The origin of the Maltese crib dates to the 17th century, but it successfully took off after World War II. From there on, the Christmas traditional crib became one of the main attractions on the island during the festive season. One can set up a traditional or a contemporary crib, whichever suits his/her fancy. You can even order a tailor-made crib which are constructed by heavily dedicated individuals.
The materials used included conventional material such as papier-mache and gagazza (rustic stone) but also during today’s modern age, this has developed into using synthetic materials such as polystyrene.
The pasturi are statuettes that set the scene in the Maltese Christmas crib. Figurines from different walks of life depict the country’s traditions. Typical Maltese cribs include l-għaġeb, who is the happy man standing in complete awe in front of the grotto with his arms raised, thanking the heavens for the Christmas miracle.

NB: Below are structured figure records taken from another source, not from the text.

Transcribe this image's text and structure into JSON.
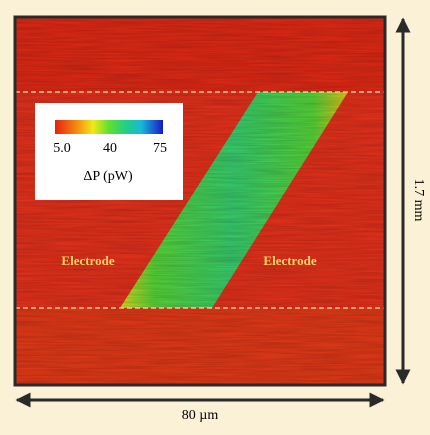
{
  "labels": {
    "left_electrode": "Electrode",
    "right_electrode": "Electrode",
    "width": "80 µm",
    "height": "1.7 mm"
  },
  "colorbar": {
    "ticks": [
      "5.0",
      "40",
      "75"
    ],
    "label": "ΔP (pW)"
  }
}
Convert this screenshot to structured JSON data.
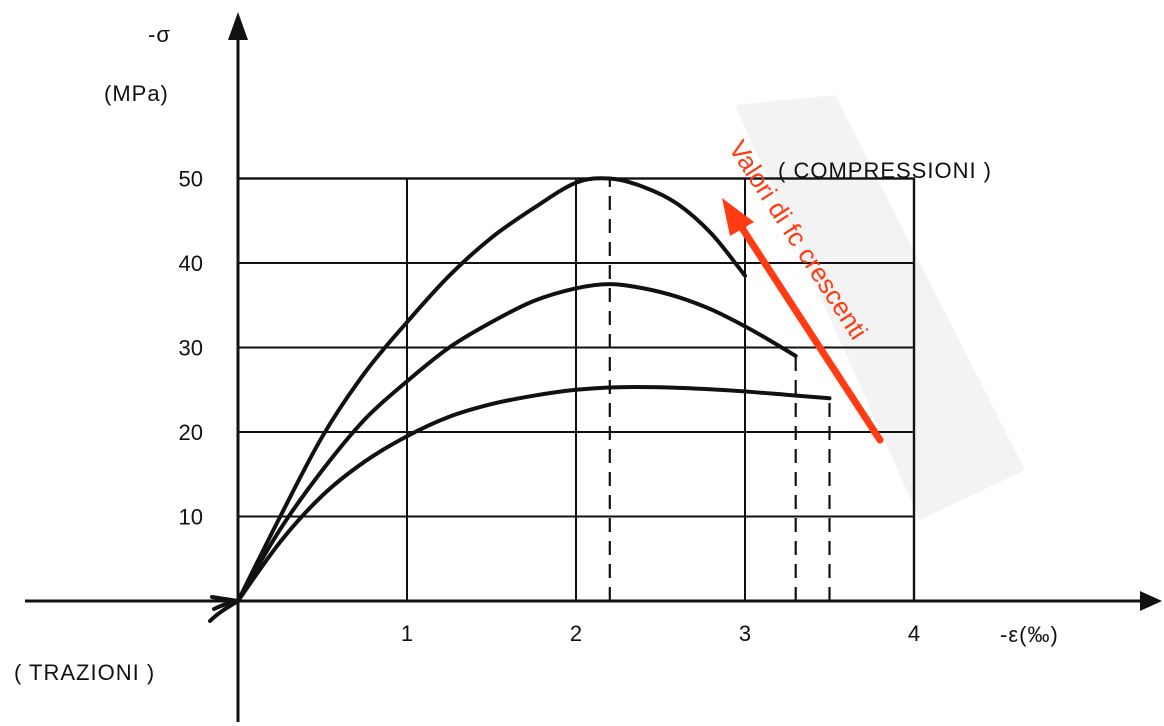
{
  "chart_data": {
    "type": "line",
    "y_axis_symbol": "-σ",
    "y_axis_unit": "(MPa)",
    "x_axis_label": "-ε(‰)",
    "label_compression": "( COMPRESSIONI )",
    "label_tension": "( TRAZIONI )",
    "annotation": "Valori di fc crescenti",
    "colors": {
      "ink": "#111111",
      "annotation": "#ff3b14",
      "highlight_band": "#f2f2f2"
    },
    "x_ticks": [
      "1",
      "2",
      "3",
      "4"
    ],
    "y_ticks": [
      "10",
      "20",
      "30",
      "40",
      "50"
    ],
    "xlim": [
      0,
      4
    ],
    "ylim": [
      0,
      50
    ],
    "grid": true,
    "series": [
      {
        "x": [
          0,
          0.25,
          0.5,
          0.75,
          1.0,
          1.25,
          1.5,
          1.75,
          2.0,
          2.2,
          2.4,
          2.6,
          2.8,
          3.0
        ],
        "y": [
          0,
          10,
          19.5,
          27,
          33,
          38.5,
          43,
          46.5,
          49.5,
          50,
          49,
          47,
          43.5,
          38.5
        ],
        "end_strain": 3.0
      },
      {
        "x": [
          0,
          0.25,
          0.5,
          0.75,
          1.0,
          1.25,
          1.5,
          1.75,
          2.0,
          2.2,
          2.4,
          2.6,
          2.8,
          3.0,
          3.15,
          3.3
        ],
        "y": [
          0,
          8.5,
          15.5,
          21.5,
          26,
          30,
          33,
          35.5,
          37,
          37.5,
          37,
          36,
          34.5,
          32.5,
          30.8,
          29
        ],
        "end_strain": 3.3
      },
      {
        "x": [
          0,
          0.25,
          0.5,
          0.75,
          1.0,
          1.25,
          1.5,
          1.75,
          2.0,
          2.25,
          2.5,
          2.75,
          3.0,
          3.25,
          3.5
        ],
        "y": [
          0,
          7,
          12.5,
          16.5,
          19.5,
          21.8,
          23.3,
          24.3,
          25,
          25.3,
          25.3,
          25.1,
          24.8,
          24.4,
          24
        ],
        "end_strain": 3.5
      }
    ],
    "peak_strain_line": 2.2
  }
}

Another interesting pastur is the ix-xabbatur who is a curious character peeping into the cave to get the first look at Baby Jesus. Other characters including the sleeping figurine and the singing musicians playing the bagpipes and tambourine. Typical pasturi also include the nativity scene, angels, and shepherds.
The Maltese crib, together with its pasturi, hold a very special place in Malta’s heart. In fact, some might even go as far as saying that, there is no Christmas without a crib in Malta.